Administration Lawlessness? Executive Orders Aren’t the Half of It. | HughHewitt.com | 02.19.14

Talk about a smokescreen.

When President Obama pledged to use executive orders to do what he couldn’t get Congress to do, no one thought such an extreme, in-your-face challenge could be a diversion.  But it now looks as though that is what it might have been.

For some of the most extreme unilateral administration actions are turning out to be not the work of the presidential pen but actions taken in bureaucratic darkness.  I’m talking about quiet extensions of agency authority and adjustments in the interpretation of complex laws either though quietly released new regulations or even bypassing the formal regulatory process.

On Monday, the Washington Examiner reported (http://washex.am/1gUSD4U) that the administration is considering extending the “risk corridors” in the Affordable Care Act.  “Risk Corridors” are Obamcarespeak for what was initially labeled as insurance for health insurance companies that participated in the government insurance scheme.  Companies would pay into a pool from which those who suffered losses would be compensated.  Now it is clear that corridors are not insurance but subsidies, essentially bailouts from the universal losses that the program imposes.

The problem is that the bailout expires in the law itself in 2016.  So the administration, on its own, according to the Examiner, is preparing to extend it.

This morning at the Volokh Conspiracy (newly acquired by the Washington Post and the nation’s most widely read and respected legal blog) Case-Western law professor Jonathan Adler writes (http://wapo.st/1fdiGGl), “Nowhere that I can find does the [Obamacare] law provide for, or otherwise authorize, risk corridors past 2016, nor have I found language that could serve as a generic authorization for this initiative.”  He adds, “Were that not bad enough, the Administration also lacks the authority to authorize insurance companies to renew noncompliant policies (a point which some of the Administration’s defenders now concede).”

Here is the point.  This contemplated move was clearly not on the way to being trumpeted from a lectern in the White House’s Rose Garden.  Rather, the instrument of implementation was to be a reinterpreted regulation or some other surreptitious device.

That is speculation, of course, but informed speculation.  For it is just the way Team Obama has gone about extending another of its monster, thousand-plus-page laws: the Dodd-Frank financial reform act, like the ACA enacted by the uberDemocratic Congress of the President’s first two years in office.

For two years now, the Administration has been trying to bring mutual funds under the scope of that law.  Originally they wanted the Securities and Exchange Commission to enact rules that would have imposed on the industry regulations more or less parallel to Dodd-Frank.  But a Democratic commissioner sided with the panel’s two Republicans in blocking the move.
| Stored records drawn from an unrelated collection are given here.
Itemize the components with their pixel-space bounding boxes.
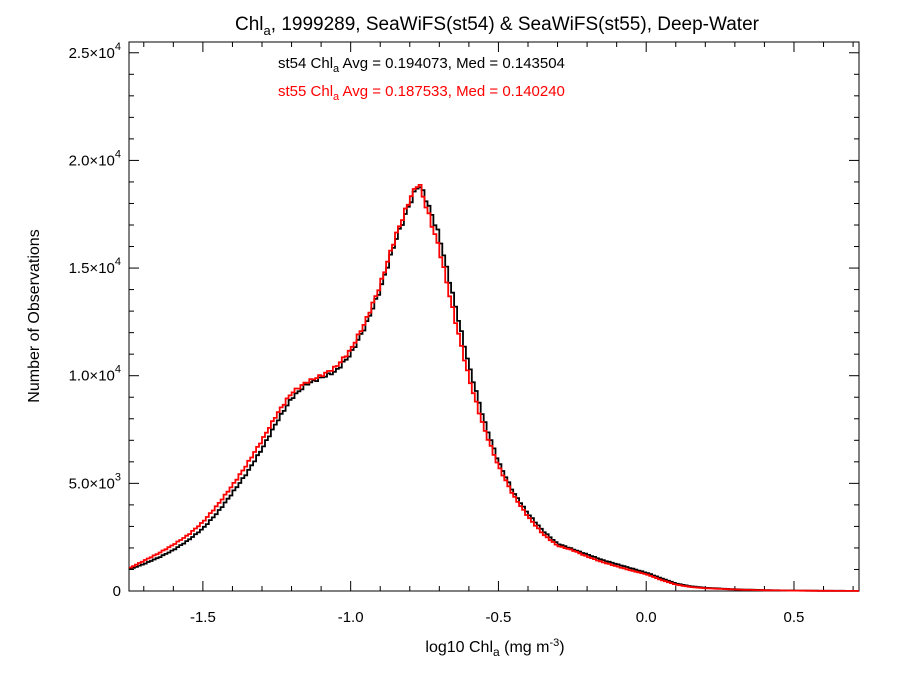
x-tick-label: 0.5 [784,609,805,626]
chart-title: Chla, 1999289, SeaWiFS(st54) & SeaWiFS(s… [235,14,760,38]
y-axis-title: Number of Observations [26,229,43,402]
x-tick-label: -0.5 [486,609,512,626]
plot-frame [128,41,860,592]
series-layer [129,184,859,592]
plot-border [128,41,860,592]
legend-entry-st55: st55 Chla Avg = 0.187533, Med = 0.140240 [278,83,565,103]
x-axis-title: log10 Chla (mg m-3) [425,637,564,659]
series-line-st55 [129,184,859,592]
x-tick-label: -1.5 [190,609,216,626]
y-tick-label: 2.0×104 [69,148,121,169]
x-axis-ticks: -1.5 -1.0 -0.5 0.0 0.5 [143,42,854,626]
legend-entry-st54: st54 Chla Avg = 0.194073, Med = 0.143504 [278,55,565,75]
y-axis-ticks: 0 5.0×103 1.0×104 1.5×104 2.0×104 2.5×104 [69,41,859,600]
y-tick-label: 1.0×104 [69,364,121,385]
y-tick-label: 1.5×104 [69,256,121,277]
y-tick-label: 0 [113,583,121,600]
x-tick-label: -1.0 [338,609,364,626]
series-line-st54 [129,186,859,592]
y-tick-label: 2.5×104 [69,41,121,62]
x-tick-label: 0.0 [636,609,657,626]
y-tick-label: 5.0×103 [69,471,121,492]
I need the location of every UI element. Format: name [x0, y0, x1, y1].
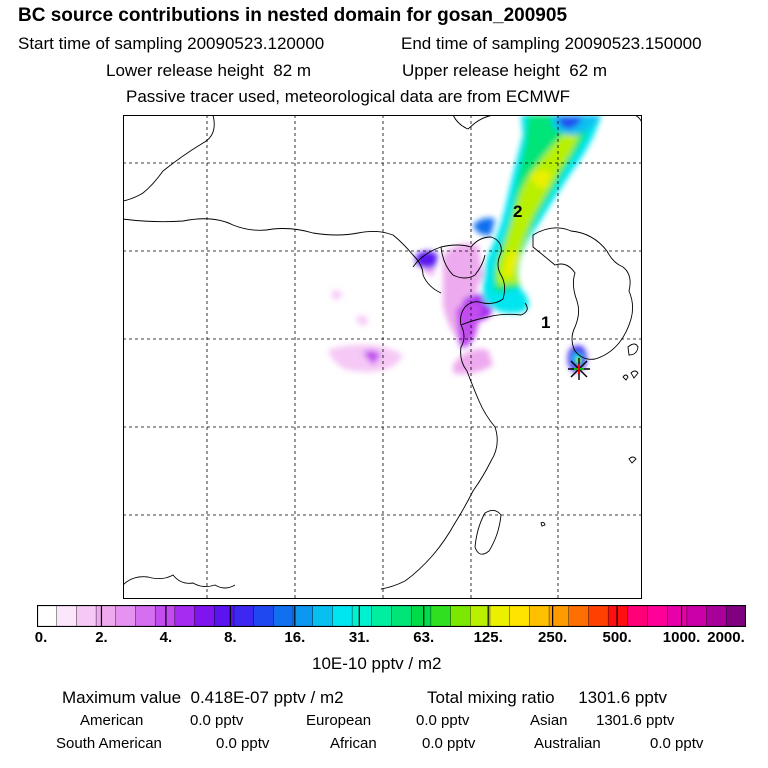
colorbar-cell — [647, 605, 668, 627]
colorbar-tick-label: 8. — [224, 629, 237, 646]
colorbar-tick-label: 125. — [473, 629, 503, 646]
colorbar-cell — [214, 605, 235, 627]
colorbar-tick-label: 2000. — [707, 629, 745, 646]
colorbar — [37, 605, 746, 627]
concentration-field — [328, 115, 601, 374]
colorbar-cell — [174, 605, 196, 627]
colorbar-tick-label: 2. — [95, 629, 108, 646]
map-label-1: 1 — [541, 313, 550, 332]
region-south-american-value: 0.0 pptv — [216, 735, 270, 752]
colorbar-cell — [115, 605, 137, 627]
colorbar-tick-label: 63. — [413, 629, 435, 646]
colorbar-tick-label: 16. — [284, 629, 306, 646]
colorbar-cell — [667, 605, 688, 627]
start-time-label: Start time of sampling — [18, 34, 183, 53]
start-time-value: 20090523.120000 — [187, 34, 325, 53]
region-european-value: 0.0 pptv — [416, 712, 470, 729]
colorbar-cell — [509, 605, 531, 627]
colorbar-cell — [351, 605, 373, 627]
colorbar-tick-label: 250. — [538, 629, 568, 646]
colorbar-cell — [726, 605, 746, 627]
colorbar-cell — [450, 605, 471, 627]
plot-title: BC source contributions in nested domain… — [18, 5, 568, 26]
colorbar-cell — [470, 605, 491, 627]
region-african-value: 0.0 pptv — [422, 735, 476, 752]
region-american-name: American — [80, 712, 144, 729]
max-value-label: Maximum value — [62, 688, 182, 707]
colorbar-cell — [312, 605, 334, 627]
region-asian-name: Asian — [530, 712, 568, 729]
colorbar-cell — [607, 605, 629, 627]
max-value-number: 0.418E-07 pptv / m2 — [190, 688, 344, 707]
colorbar-cell — [529, 605, 550, 627]
colorbar-cell — [686, 605, 708, 627]
colorbar-cell — [292, 605, 314, 627]
colorbar-cell — [37, 605, 58, 627]
colorbar-cell — [489, 605, 511, 627]
colorbar-cell — [95, 605, 117, 627]
colorbar-cell — [233, 605, 255, 627]
colorbar-cell — [194, 605, 215, 627]
upper-release-value: 62 m — [569, 61, 608, 80]
colorbar-tick-label: 31. — [348, 629, 370, 646]
colorbar-cell — [154, 605, 176, 627]
colorbar-cell — [76, 605, 97, 627]
upper-release-label: Upper release height — [402, 61, 560, 80]
total-mixing-label: Total mixing ratio — [427, 688, 555, 707]
colorbar-cell — [391, 605, 412, 627]
colorbar-tick-label: 500. — [602, 629, 632, 646]
coastlines — [123, 115, 642, 590]
total-mixing-ratio: Total mixing ratio 1301.6 pptv — [427, 688, 667, 708]
colorbar-cell — [410, 605, 432, 627]
colorbar-cell — [253, 605, 275, 627]
lower-release: Lower release height 82 m — [106, 61, 311, 81]
lower-release-value: 82 m — [273, 61, 312, 80]
region-australian-name: Australian — [534, 735, 601, 752]
colorbar-cell — [371, 605, 393, 627]
colorbar-tick-label: 1000. — [662, 629, 701, 646]
region-asian-value: 1301.6 pptv — [596, 712, 675, 729]
colorbar-unit-label: 10E-10 pptv / m2 — [312, 654, 442, 673]
colorbar-cell — [273, 605, 294, 627]
receptor-star-marker — [568, 358, 590, 380]
region-south-american-name: South American — [56, 735, 162, 752]
region-american-value: 0.0 pptv — [190, 712, 244, 729]
sampling-times: Start time of sampling 20090523.120000 — [18, 34, 324, 54]
colorbar-cell — [135, 605, 156, 627]
colorbar-tick-label: 0. — [34, 629, 48, 646]
lat-lon-grid — [123, 115, 642, 599]
max-value: Maximum value 0.418E-07 pptv / m2 — [62, 688, 344, 708]
lower-release-label: Lower release height — [106, 61, 264, 80]
colorbar-cell — [568, 605, 590, 627]
region-australian-value: 0.0 pptv — [650, 735, 704, 752]
end-sampling: End time of sampling 20090523.150000 — [401, 34, 702, 54]
colorbar-cell — [430, 605, 452, 627]
region-european-name: European — [306, 712, 372, 729]
upper-release: Upper release height 62 m — [402, 61, 607, 81]
map-frame — [123, 115, 642, 599]
colorbar-cell — [627, 605, 649, 627]
total-mixing-value: 1301.6 pptv — [578, 688, 668, 707]
map-label-2: 2 — [513, 202, 522, 221]
tracer-note: Passive tracer used, meteorological data… — [126, 87, 571, 106]
colorbar-tick-label: 4. — [159, 629, 173, 646]
region-african-name: African — [330, 735, 377, 752]
colorbar-cell — [706, 605, 728, 627]
colorbar-cell — [588, 605, 609, 627]
colorbar-cell — [332, 605, 353, 627]
end-time-value: 20090523.150000 — [564, 34, 702, 53]
colorbar-cell — [56, 605, 78, 627]
end-time-label: End time of sampling — [401, 34, 560, 53]
map-panel: 2 1 — [123, 115, 642, 599]
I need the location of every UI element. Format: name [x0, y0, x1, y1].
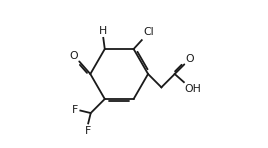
Text: O: O	[185, 54, 194, 64]
Text: F: F	[72, 105, 78, 115]
Text: F: F	[85, 126, 91, 136]
Text: H: H	[99, 26, 107, 36]
Text: Cl: Cl	[143, 27, 154, 37]
Text: OH: OH	[184, 84, 201, 94]
Text: O: O	[70, 51, 79, 61]
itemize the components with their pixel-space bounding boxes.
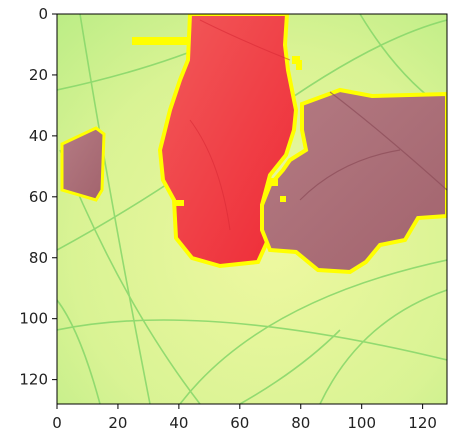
- image-area: [57, 14, 447, 404]
- x-tick-label: 60: [230, 414, 249, 432]
- y-tick-label: 120: [19, 371, 48, 389]
- y-tick-label: 60: [29, 188, 48, 206]
- y-tick-label: 100: [19, 310, 48, 328]
- contour-fragment: [132, 37, 190, 45]
- x-tick-label: 80: [291, 414, 310, 432]
- x-tick-label: 20: [108, 414, 127, 432]
- x-tick-label: 0: [52, 414, 62, 432]
- leaf-veins: [57, 14, 447, 404]
- brown-patch-left: [60, 126, 106, 202]
- brown-region: [260, 87, 447, 275]
- contour-specks: [176, 56, 302, 206]
- y-tick-label: 0: [38, 5, 48, 23]
- x-tick-label: 120: [408, 414, 437, 432]
- y-tick-label: 80: [29, 249, 48, 267]
- x-tick-label: 40: [169, 414, 188, 432]
- y-tick-label: 20: [29, 66, 48, 84]
- y-axis: 0 20 40 60 80 100 120: [19, 5, 57, 389]
- brown-region-veins: [299, 91, 447, 201]
- x-tick-label: 100: [347, 414, 376, 432]
- red-region-marks: [189, 19, 291, 231]
- x-axis: 0 20 40 60 80 100 120: [52, 404, 437, 432]
- axes-frame: [56, 13, 448, 405]
- y-tick-label: 40: [29, 127, 48, 145]
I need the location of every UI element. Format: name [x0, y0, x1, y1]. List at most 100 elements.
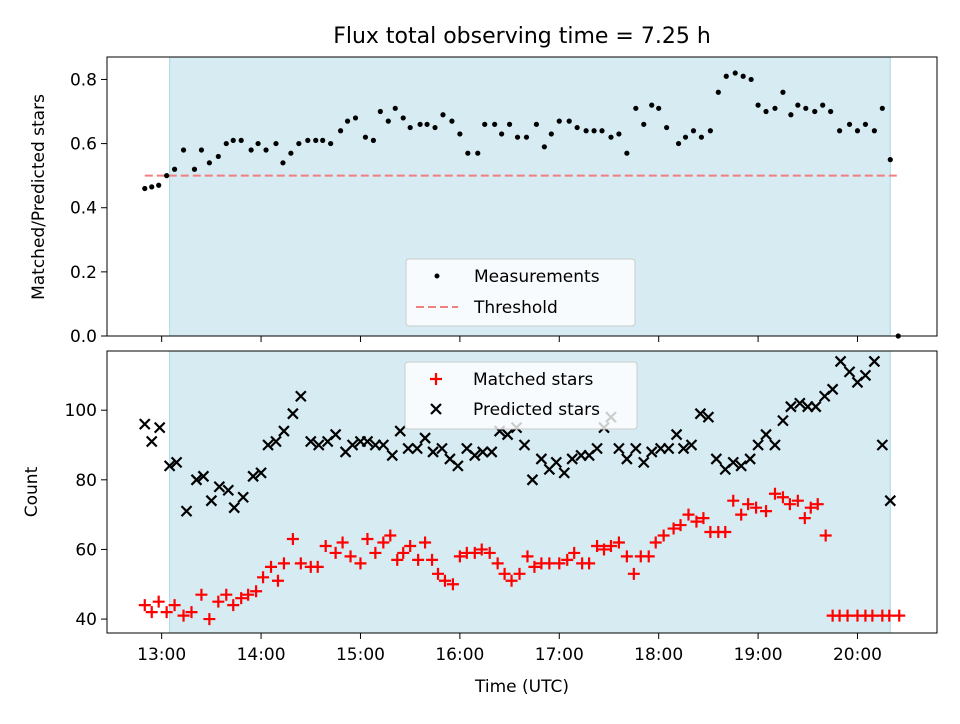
measurement-point	[171, 166, 178, 172]
measurement-point	[591, 128, 597, 134]
measurement-point	[887, 157, 893, 163]
measurement-point	[633, 105, 639, 111]
measurement-point	[599, 128, 605, 134]
measurement-point	[566, 118, 572, 124]
measurement-point	[574, 124, 580, 131]
matched-star-point	[760, 505, 773, 518]
predicted-star-point	[535, 453, 548, 465]
matched-star-point	[412, 553, 425, 566]
measurement-point	[296, 140, 302, 147]
predicted-star-point	[566, 453, 578, 465]
predicted-star-point	[843, 366, 856, 378]
bottom-ytick-label: 80	[75, 471, 97, 491]
measurement-point	[273, 140, 279, 147]
predicted-star-point	[710, 453, 723, 465]
predicted-star-point	[859, 369, 872, 382]
measurement-point	[879, 105, 885, 111]
matched-star-point	[397, 546, 410, 559]
predicted-star-point	[262, 439, 274, 451]
measurement-point	[164, 173, 170, 179]
top-ylabel: Matched/Predicted stars	[29, 94, 49, 300]
predicted-star-point	[785, 400, 797, 413]
measurement-point	[206, 160, 212, 166]
measurement-point	[499, 131, 505, 137]
top-ytick-label: 0.6	[70, 135, 97, 155]
predicted-star-point	[312, 439, 325, 451]
matched-star-point	[598, 543, 611, 556]
measurement-point	[682, 134, 689, 140]
measurement-point	[223, 140, 229, 147]
matched-star-point	[438, 574, 451, 587]
matched-star-point	[513, 567, 526, 580]
measurement-point	[795, 102, 801, 108]
predicted-star-point	[436, 442, 448, 455]
top-legend: Measurements Threshold	[405, 258, 636, 327]
predicted-star-point	[868, 355, 881, 368]
top-axes-xticks	[161, 336, 858, 342]
matched-star-point	[697, 512, 710, 525]
bottom-legend: Matched stars Predicted stars	[404, 361, 638, 430]
bottom-axes-yticks: 40 60 80 100	[65, 401, 107, 630]
matched-star-point	[491, 557, 504, 570]
predicted-star-point	[255, 467, 267, 479]
predicted-star-point	[452, 460, 464, 472]
measurement-point	[320, 137, 326, 143]
measurement-point	[548, 131, 554, 137]
predicted-star-point	[744, 453, 756, 465]
predicted-star-point	[270, 435, 282, 448]
matched-star-point	[453, 550, 466, 563]
measurement-point	[763, 108, 769, 115]
matched-star-point	[354, 557, 367, 570]
predicted-star-point	[346, 439, 359, 451]
bottom-xlabel: Time (UTC)	[474, 677, 569, 697]
predicted-star-point	[769, 439, 781, 451]
matched-star-point	[404, 539, 417, 552]
measurement-point	[846, 121, 853, 127]
measurement-point	[255, 140, 261, 147]
matched-star-point	[220, 588, 233, 601]
predicted-star-point	[613, 442, 625, 455]
matched-star-point	[391, 553, 404, 566]
matched-star-point	[819, 529, 832, 542]
predicted-star-point	[197, 470, 210, 483]
matched-star-point	[776, 491, 789, 504]
matched-star-point	[475, 543, 488, 556]
predicted-star-point	[645, 446, 658, 458]
top-ytick-label: 0.8	[70, 70, 97, 90]
predicted-star-point	[834, 355, 847, 368]
predicted-star-point	[411, 442, 423, 455]
top-axes-ticks: 0.0 0.2 0.4 0.6 0.8	[70, 70, 107, 347]
measurement-point	[772, 105, 778, 111]
measurement-point	[465, 150, 471, 156]
predicted-star-point	[476, 446, 489, 458]
matched-star-point	[361, 533, 374, 545]
measurement-point	[788, 112, 794, 118]
matched-star-point	[627, 567, 640, 580]
predicted-star-point	[621, 453, 633, 465]
predicted-star-point	[304, 435, 317, 448]
measurement-point	[432, 124, 438, 131]
predicted-legend-label: Predicted stars	[473, 400, 600, 420]
predicted-star-point	[809, 400, 822, 413]
measurement-point	[377, 108, 383, 115]
measurement-point	[424, 121, 430, 127]
measurement-point	[149, 184, 155, 190]
matched-star-point	[719, 526, 732, 539]
matched-star-point	[583, 557, 596, 570]
bottom-legend-box	[404, 361, 638, 430]
bottom-ytick-label: 60	[75, 540, 97, 560]
measurement-point	[523, 134, 530, 140]
measurement-point	[506, 121, 513, 127]
measurement-point	[417, 121, 423, 127]
measurement-point	[690, 128, 697, 134]
matched-star-point	[498, 567, 511, 580]
matched-star-point	[235, 592, 248, 605]
measurement-point	[352, 115, 359, 121]
predicted-star-point	[735, 460, 747, 472]
predicted-star-point	[153, 421, 166, 434]
matched-star-point	[369, 546, 382, 559]
top-panel: 0.00.20.40.60.8 Matched/Predicted stars …	[29, 56, 938, 347]
measurement-point	[400, 115, 406, 121]
measurement-point	[230, 137, 236, 143]
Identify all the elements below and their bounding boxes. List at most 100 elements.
So after frustration on other procedurally valid fronts, the Administration took a different tack.  As reported on the Wall Street Journal editorial page in December (http://on.wsj.com/1blamTN):

Retired House Democrat Barney Frank is the last person on the planet you’d expect to criticize implementation of the 2010 law that bears his name. But there he was at a recent event hosted by the Clearing House trade group, suggesting that regulators ought to focus on banks instead of mutual-fund companies.

According to the Clearing House, Mr. Frank said he did not favor designating such large asset managers as BlackRock or Fidelity as “systemically important” and that this was not the intent of his law. He added that “overloading the circuits isn’t a good idea” and said that the Financial Stability Oversight Council created by Dodd-Frank “has enough to do regulating the institutions that are clearly meant to be covered—the large banks.” Mr. Frank told the crowd, “I have not seen the argument made yet to cover” the “very plain-vanilla asset managers.”

The point here is that, as appeared destined to happen with Obamacare’s risk corridors before the Examiner blew the whistle, Administration-imposed changes in the Dodd-Frank law were not the product of a presidential pen and were not trumpeted in the White House Press Room.  They were being executed beyond public view, and, as Mr. Frank made clear, against the intent of a law whose intent he knows better than anyone else.

In recent days, new IRS attempts to stifle free speech have come to light (http://bit.ly/1bLfK3a).  Who knows what else is quietly bubbling in the cauldrons of agencies?

The Constitution disperses power among the branches of government and between levels of government to prevent unilateral action and force publicly conducted deliberation.  Mr. Obama has made it clear that public deliberation and the compromises that go with it are not for him.  The question now is, are they for the rest of us?